Personages kunnen gebaseerd zijn op echte mensen, hetzij uit het leven van de auteur, hetzij uit de geschiedenis. Dit kunnen vrienden, familie, publieke figuren, historische figuren of zelfs gefictionaliseerde versies van echte mensen zijn.
2. Persoonlijke ervaringen:
Auteurs laten zich bij het creëren van personages vaak inspireren door hun eigen persoonlijke ervaringen, emoties en herinneringen. Deze ervaringen kunnen worden gebruikt om realistische, herkenbare karakters te creëren die resoneren met de lezers.
3. Observaties en mensen kijken:
Auteurs kunnen mensen in het echte leven observeren en inspiratie putten uit hun gedrag, maniertjes, spraakpatronen en interacties. Mensen kijken kan een schat aan materiaal opleveren voor het creëren van diverse en dynamische karakters.
4. Andere fictiewerken:
Personages kunnen worden geïnspireerd door personages uit andere literaire werken, films, tv-shows en andere vormen van media. Auteurs kunnen een eerbetoon brengen aan bestaande personages of deze ondermijnen, terwijl ze hun eigen unieke draai creëren.

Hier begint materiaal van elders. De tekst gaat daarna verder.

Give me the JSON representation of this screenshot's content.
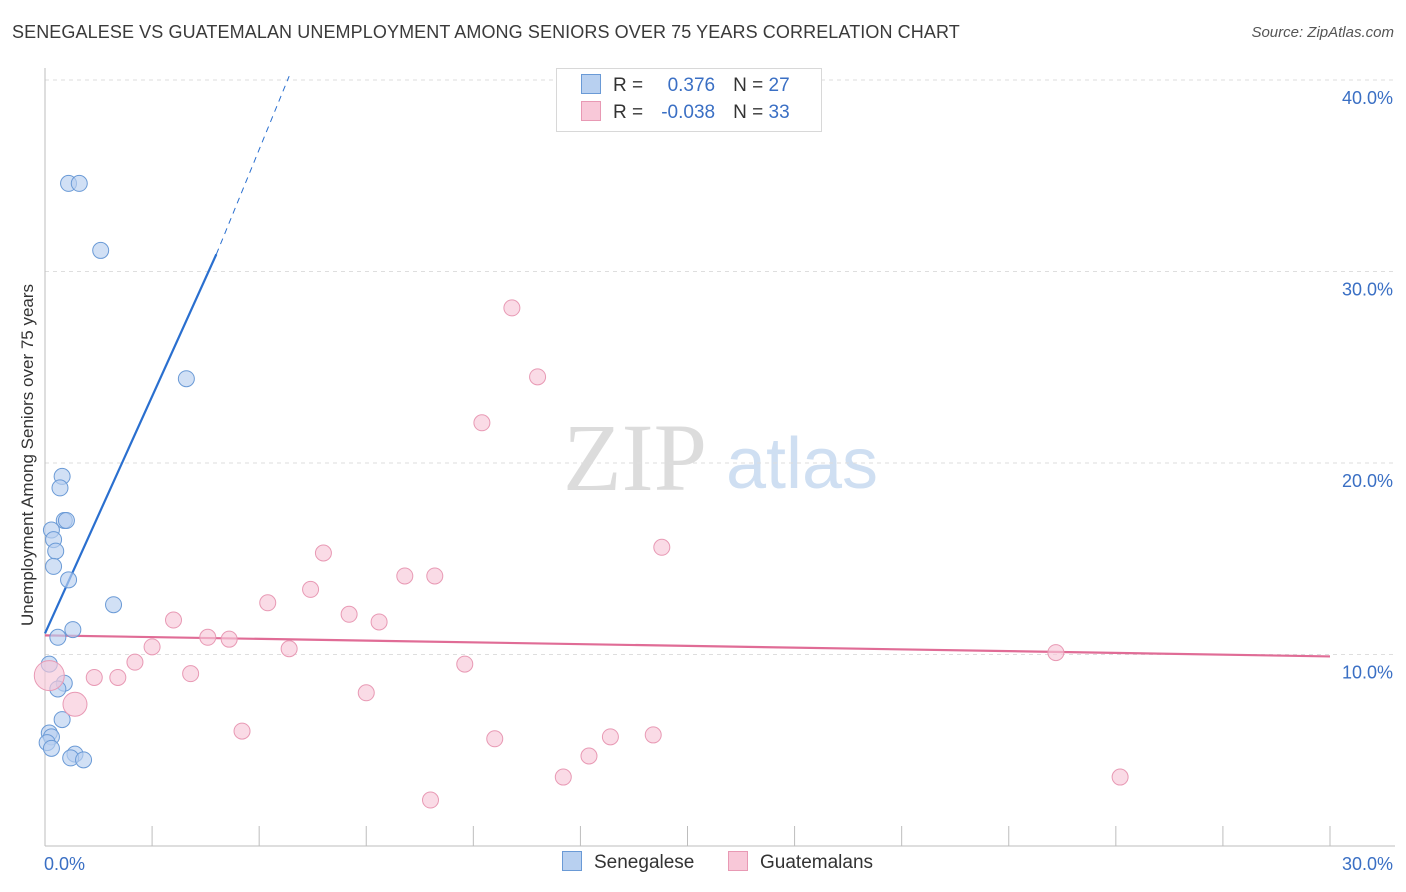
{
  "title": "SENEGALESE VS GUATEMALAN UNEMPLOYMENT AMONG SENIORS OVER 75 YEARS CORRELATION CHART",
  "source": "Source: ZipAtlas.com",
  "watermark": {
    "zip": "ZIP",
    "atlas": "atlas"
  },
  "colors": {
    "senegalese_fill": "#b8d0f0",
    "senegalese_stroke": "#6a9ad6",
    "senegalese_line": "#2a6fcf",
    "guatemalan_fill": "#f8c8d8",
    "guatemalan_stroke": "#e899b4",
    "guatemalan_line": "#e06c96",
    "axis_label": "#3a6fc4",
    "grid": "#dedede"
  },
  "legend": {
    "rows": [
      {
        "r_label": "R =",
        "r_value": "0.376",
        "n_label": "N =",
        "n_value": "27"
      },
      {
        "r_label": "R =",
        "r_value": "-0.038",
        "n_label": "N =",
        "n_value": "33"
      }
    ]
  },
  "bottom_legend": {
    "senegalese": "Senegalese",
    "guatemalans": "Guatemalans"
  },
  "chart_data": {
    "type": "scatter",
    "title": "SENEGALESE VS GUATEMALAN UNEMPLOYMENT AMONG SENIORS OVER 75 YEARS CORRELATION CHART",
    "xlabel": "",
    "ylabel": "Unemployment Among Seniors over 75 years",
    "xlim": [
      0,
      30
    ],
    "ylim": [
      0,
      40
    ],
    "x_tick_labels": [
      "0.0%",
      "30.0%"
    ],
    "y_ticks": [
      10,
      20,
      30,
      40
    ],
    "y_tick_labels": [
      "10.0%",
      "20.0%",
      "30.0%",
      "40.0%"
    ],
    "grid": true,
    "legend_position": "top-center",
    "series": [
      {
        "name": "Senegalese",
        "r": 0.376,
        "n": 27,
        "trend": {
          "x0": 0.0,
          "y0": 11.1,
          "x1": 4.0,
          "y1": 30.9,
          "dash_to_x": 5.7,
          "dash_to_y": 40.2
        },
        "points": [
          {
            "x": 0.55,
            "y": 34.6
          },
          {
            "x": 0.8,
            "y": 34.6
          },
          {
            "x": 1.3,
            "y": 31.1
          },
          {
            "x": 3.3,
            "y": 24.4
          },
          {
            "x": 0.4,
            "y": 19.3
          },
          {
            "x": 0.35,
            "y": 18.7
          },
          {
            "x": 0.45,
            "y": 17.0
          },
          {
            "x": 0.5,
            "y": 17.0
          },
          {
            "x": 0.15,
            "y": 16.5
          },
          {
            "x": 0.2,
            "y": 16.0
          },
          {
            "x": 0.25,
            "y": 15.4
          },
          {
            "x": 0.2,
            "y": 14.6
          },
          {
            "x": 0.55,
            "y": 13.9
          },
          {
            "x": 1.6,
            "y": 12.6
          },
          {
            "x": 0.65,
            "y": 11.3
          },
          {
            "x": 0.3,
            "y": 10.9
          },
          {
            "x": 0.1,
            "y": 9.5
          },
          {
            "x": 0.45,
            "y": 8.5
          },
          {
            "x": 0.3,
            "y": 8.2
          },
          {
            "x": 0.4,
            "y": 6.6
          },
          {
            "x": 0.1,
            "y": 5.9
          },
          {
            "x": 0.15,
            "y": 5.7
          },
          {
            "x": 0.05,
            "y": 5.4
          },
          {
            "x": 0.15,
            "y": 5.1
          },
          {
            "x": 0.7,
            "y": 4.8
          },
          {
            "x": 0.6,
            "y": 4.6
          },
          {
            "x": 0.9,
            "y": 4.5
          }
        ]
      },
      {
        "name": "Guatemalans",
        "r": -0.038,
        "n": 33,
        "trend": {
          "x0": 0.0,
          "y0": 11.0,
          "x1": 30.0,
          "y1": 9.9
        },
        "points": [
          {
            "x": 10.9,
            "y": 28.1
          },
          {
            "x": 11.5,
            "y": 24.5
          },
          {
            "x": 10.2,
            "y": 22.1
          },
          {
            "x": 14.4,
            "y": 15.6
          },
          {
            "x": 6.5,
            "y": 15.3
          },
          {
            "x": 8.4,
            "y": 14.1
          },
          {
            "x": 9.1,
            "y": 14.1
          },
          {
            "x": 6.2,
            "y": 13.4
          },
          {
            "x": 5.2,
            "y": 12.7
          },
          {
            "x": 7.1,
            "y": 12.1
          },
          {
            "x": 3.0,
            "y": 11.8
          },
          {
            "x": 7.8,
            "y": 11.7
          },
          {
            "x": 3.8,
            "y": 10.9
          },
          {
            "x": 4.3,
            "y": 10.8
          },
          {
            "x": 2.5,
            "y": 10.4
          },
          {
            "x": 5.7,
            "y": 10.3
          },
          {
            "x": 23.6,
            "y": 10.1
          },
          {
            "x": 2.1,
            "y": 9.6
          },
          {
            "x": 9.8,
            "y": 9.5
          },
          {
            "x": 3.4,
            "y": 9.0
          },
          {
            "x": 0.1,
            "y": 8.9
          },
          {
            "x": 1.15,
            "y": 8.8
          },
          {
            "x": 1.7,
            "y": 8.8
          },
          {
            "x": 7.5,
            "y": 8.0
          },
          {
            "x": 0.7,
            "y": 7.4
          },
          {
            "x": 4.6,
            "y": 6.0
          },
          {
            "x": 14.2,
            "y": 5.8
          },
          {
            "x": 13.2,
            "y": 5.7
          },
          {
            "x": 10.5,
            "y": 5.6
          },
          {
            "x": 12.7,
            "y": 4.7
          },
          {
            "x": 12.1,
            "y": 3.6
          },
          {
            "x": 25.1,
            "y": 3.6
          },
          {
            "x": 9.0,
            "y": 2.4
          }
        ]
      }
    ]
  }
}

5. Mythologie, folklore en legendes:
Auteurs putten vaak uit mythen, legendes en volksverhalen voor karakterinspiratie. Deze bronnen bieden archetypische personages, magische wezens en epische verhalen die op verschillende manieren opnieuw kunnen worden bedacht en aangepast.
6. Dromen en onderbewustzijn:
Sommige auteurs halen inspiratie uit hun dromen of onderbewuste gedachten. Dromen en nachtmerries kunnen surrealistische of symbolische elementen bieden voor het creëren van personages.
7. Historisch onderzoek:
Auteurs kunnen onderzoek doen naar historische figuren of perioden om karakters te creëren die op authentieke wijze de tijd en setting van hun verhalen weerspiegelen.
8. Culturele en sociale diversiteit:
Auteurs kunnen personages creëren die verschillende culturen, etniciteiten en sociale achtergronden vertegenwoordigen om rijkdom en diversiteit aan hun verhalen toe te voegen.
9. Persoonlijkheidsarchetypen:
Karakterarchetypen, zoals de held, de slechterik, de wijze mentor, de bedrieger en de onschuldige, komen vaak voor in de literatuur. Auteurs kunnen met deze archetypen spelen en deze ondermijnen om unieke karakters te creëren.
10. Dialoog:
De manier waarop personages spreken, hun taalgebruik, jargon en accenten kunnen bijdragen aan hun persoonlijkheid en ze onderscheidend en gedenkwaardig maken. Auteurs kunnen experimenteren met verschillende spraakpatronen en accenten om levendige karakters te creëren.
11. Fysieke eigenschappen:
Fysiek uiterlijk, handicaps en onderscheidende fysieke eigenschappen kunnen worden gebruikt om karakters verder te definiëren en bij te dragen aan hun algehele weergave in het verhaal.
12. Psychologische complexiteit:
Auteurs kunnen zich verdiepen in de psychologische aspecten van hun personages en motivaties, innerlijke worstelingen, angsten en verlangens onderzoeken, om gelaagde en complexe persoonlijkheden te creëren.